The addition of Bitbucket Server will give you the ability to search for repos in Bitbucket Server when creating new workspaces, automatically start new runs on new commits to a chosen branch, and automatically update merge requests with the status of a Terraform plan.
To learn more, visit the Configuring Bitbucket Server Access documentation.
» SSO with SAML
Terraform Enterprise now supports single-sign-on with SAML so users can login to Terraform Enterprise using their corporate SAML identity provider. Additionally, you can configure Terraform Enterprise to use SAML assertions to automatically map users to teams so you can use your identity store to manage authorization in Terraform Enterprise.
To learn more, visit the SAML SSO Documentation.
Terraform configurations built for the previous version of Terraform Enterprise (formerly under the Atlas name) are compatible with the new Terraform Enterprise. However, Terraform Enterprise (Atlas) organizations and environments are not compatible with the new Terraform organizations and workspaces. The Upgrading From Terraform Enterprise (Atlas) guide walks through migrating environments and associated state files to workspaces.
The Atlas version of Terraform Enterprise will be decommissioned on Friday, March 30, 2018, by which time all environments must be migrated to workspaces. The legacy environments will be locked out and removed thereafter.
» Decommissioning Atlas
The Packer and Artifact Registry features of Atlas will no longer be actively developed or maintained and will be fully decommissioned on Friday, May 31, 2018. "Atlas" has been renamed to Terraform Enterprise and the features being developed are focusing on Terraform.

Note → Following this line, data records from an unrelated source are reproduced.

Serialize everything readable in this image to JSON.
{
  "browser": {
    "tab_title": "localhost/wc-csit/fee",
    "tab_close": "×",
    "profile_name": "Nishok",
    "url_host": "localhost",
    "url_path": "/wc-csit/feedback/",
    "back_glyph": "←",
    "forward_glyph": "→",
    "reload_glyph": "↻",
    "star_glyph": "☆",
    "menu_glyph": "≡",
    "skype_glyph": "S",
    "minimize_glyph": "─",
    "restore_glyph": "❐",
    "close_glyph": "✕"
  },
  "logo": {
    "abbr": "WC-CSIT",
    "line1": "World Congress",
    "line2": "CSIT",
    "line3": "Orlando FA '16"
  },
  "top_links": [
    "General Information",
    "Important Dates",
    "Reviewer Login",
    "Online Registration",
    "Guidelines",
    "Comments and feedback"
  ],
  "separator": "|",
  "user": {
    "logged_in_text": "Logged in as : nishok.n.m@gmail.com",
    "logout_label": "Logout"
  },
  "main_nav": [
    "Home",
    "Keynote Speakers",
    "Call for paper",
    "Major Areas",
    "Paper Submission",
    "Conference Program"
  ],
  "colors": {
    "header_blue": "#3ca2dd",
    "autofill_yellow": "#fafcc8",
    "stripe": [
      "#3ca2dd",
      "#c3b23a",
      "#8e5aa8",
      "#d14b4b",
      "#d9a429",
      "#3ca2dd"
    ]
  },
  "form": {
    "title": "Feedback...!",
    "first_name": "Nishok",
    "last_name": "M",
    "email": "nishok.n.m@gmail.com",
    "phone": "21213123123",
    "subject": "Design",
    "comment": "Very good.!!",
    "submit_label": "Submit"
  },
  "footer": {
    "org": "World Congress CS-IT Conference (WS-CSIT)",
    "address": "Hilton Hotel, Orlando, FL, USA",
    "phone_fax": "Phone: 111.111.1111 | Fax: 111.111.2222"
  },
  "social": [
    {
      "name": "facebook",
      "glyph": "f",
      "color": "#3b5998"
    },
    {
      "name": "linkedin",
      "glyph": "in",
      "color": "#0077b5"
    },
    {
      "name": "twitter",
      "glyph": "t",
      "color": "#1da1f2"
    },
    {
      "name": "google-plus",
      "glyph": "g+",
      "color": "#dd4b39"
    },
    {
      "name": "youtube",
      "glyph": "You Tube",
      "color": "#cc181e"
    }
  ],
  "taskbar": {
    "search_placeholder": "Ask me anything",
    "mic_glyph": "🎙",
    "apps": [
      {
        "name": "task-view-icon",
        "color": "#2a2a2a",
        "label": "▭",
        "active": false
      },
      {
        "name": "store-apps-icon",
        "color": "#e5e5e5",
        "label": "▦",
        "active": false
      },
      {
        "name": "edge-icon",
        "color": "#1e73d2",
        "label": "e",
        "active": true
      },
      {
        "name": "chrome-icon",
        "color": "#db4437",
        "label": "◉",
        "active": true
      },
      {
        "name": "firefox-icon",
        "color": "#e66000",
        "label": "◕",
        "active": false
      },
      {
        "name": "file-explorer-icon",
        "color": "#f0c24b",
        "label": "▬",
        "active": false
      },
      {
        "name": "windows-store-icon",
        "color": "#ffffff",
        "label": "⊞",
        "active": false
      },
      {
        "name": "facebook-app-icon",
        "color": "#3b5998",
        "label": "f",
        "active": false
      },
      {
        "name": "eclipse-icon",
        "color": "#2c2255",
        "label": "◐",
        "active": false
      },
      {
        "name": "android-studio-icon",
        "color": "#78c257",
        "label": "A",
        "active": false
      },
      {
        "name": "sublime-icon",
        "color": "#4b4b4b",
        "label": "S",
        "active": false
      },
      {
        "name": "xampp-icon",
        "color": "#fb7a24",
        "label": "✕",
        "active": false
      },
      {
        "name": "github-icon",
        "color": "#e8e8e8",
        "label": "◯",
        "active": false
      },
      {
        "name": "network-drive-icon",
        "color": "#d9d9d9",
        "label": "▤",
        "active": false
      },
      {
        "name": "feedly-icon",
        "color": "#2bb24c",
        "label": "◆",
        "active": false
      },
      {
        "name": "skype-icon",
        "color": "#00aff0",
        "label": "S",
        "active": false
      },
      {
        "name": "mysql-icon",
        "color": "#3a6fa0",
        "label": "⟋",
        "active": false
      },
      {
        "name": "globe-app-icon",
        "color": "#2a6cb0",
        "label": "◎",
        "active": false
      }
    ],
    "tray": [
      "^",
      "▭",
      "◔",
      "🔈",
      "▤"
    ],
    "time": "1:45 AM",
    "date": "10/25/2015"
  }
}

While the hosted Packer offering and Artifact Registry will be decommissioned, Packer as an open source project continues to exist as a standalone offering with an active development team and vibrant community.
This is the final step in the path we began 18 months ago to split Atlas into a suite of smaller, module enterprise offerings to mirror the open source suite of tools. Vault, Consul, and Nomad were removed from Atlas early in 2017.
We understand that removing features can be painful and we are sorry for any disruption that this may cause you. For those of you currently using hosted Packer or the Artifact Registry, we’ve prepared the guide “Building Immutable Infrastructure with Packer in CI/CD” to walk through building images with Packer in CI/CD, uploading the image to an artifact store, and creating a new run in Terraform Enterprise.
The Packer and Artifact Registry features within Atlas will continue to work with Terraform Enterprise until March 30, 2018. To migrate from Atlas to Terraform Enterprise, see the "Upgrading" section above.